If the camera has to be close enough to make you concerned about damage from exhaust gas then point the camera away from the rocket and place it under a piece of sheet metal. Then mount a mirror on a swivel where it's in the camera's line of sight, and adjust the mirror's angle to give the camera the view you want.
And if none of that works for you, just tell me why not; articulating what the solution needs that my suggestions haven't offered should be enough to get you to the answer.
One of the things that are often done when filming in a hazardous areas is to mount the camera inside of a protective case, and point it at a mirror. The mirror is then aimed at the source of potential damage, and if it breaks... it breaks... but the camera is not impacted. Prime example is how in "Mythbusters" there's a "Don't try this at home" segment that shows Adam juggling large metal ball bearings, then at the last moment, he tosses one at the "camera" only to break the mirror that was used.
There’s a guy at our club who uses some kind of gooseneck which was designed for GoPro and it just clamps to one leg of quad pod.
You might get some ideas from the MIT IREC tea. I don't know how many cameras they destroyed, though.
We once put our go pro under a sheet of plexi just under the pad. worked out OK..
And that got me thinking: A mechanical arm that would raise as the rocket left the pad.
Think about it. a long arm (6'?) extending from the pad (or pegged in the ground.) At the 6' point there is a pivot. At this pivot, is another long arm that extends to the pad, on top the deflector, and the rocket just sits on it. Its almost neutrally / negatively balanced, ever so slightly heavier on the opposite (not rocket) end.. (a weight on the other side of the pivot.) And the Go pro is mounted at the pivot to this. the idea being that no weight on the arm, the weight will tip the arm (and camera) up..
So, when the rocket is loaded on the pad, the go pro is pointed at it. The rocket is sitting on this pivoting arm.

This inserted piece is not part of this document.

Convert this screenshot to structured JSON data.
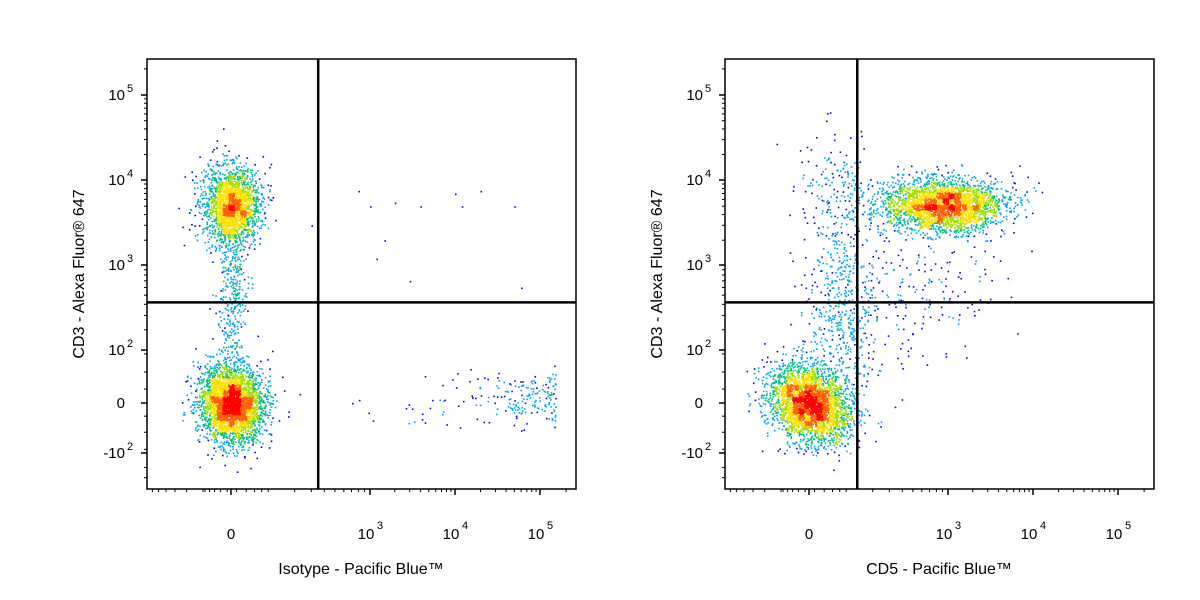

As the rocket starts its accent, the pivot arm will raise / pivot as the rocket ascends the rail (becomes unloaded and falls "up").. The camera remains pointed at it as it ascends.. (or mostly at it's beginning boost phase). And maybe another pivot, so that when the arm reaches, say, 45°, the camera flops back further to almost vertical to watch the whole ascent..
get what I mean?
I've made these for "GoPro" to mount to the top of the rails looking down...
You can see them mounted to some of the pads and the video they provided here.
Yes. Tfish: That is what I am looking to do. I saw one this weekend that was neat that had 3 cameras mounted to an arm to look at the rocket from various angles as it comes up the rail and leaves it. The goal is to see it take off and leave the rail and to be able to adapt to 1010, 1515, and unistrut.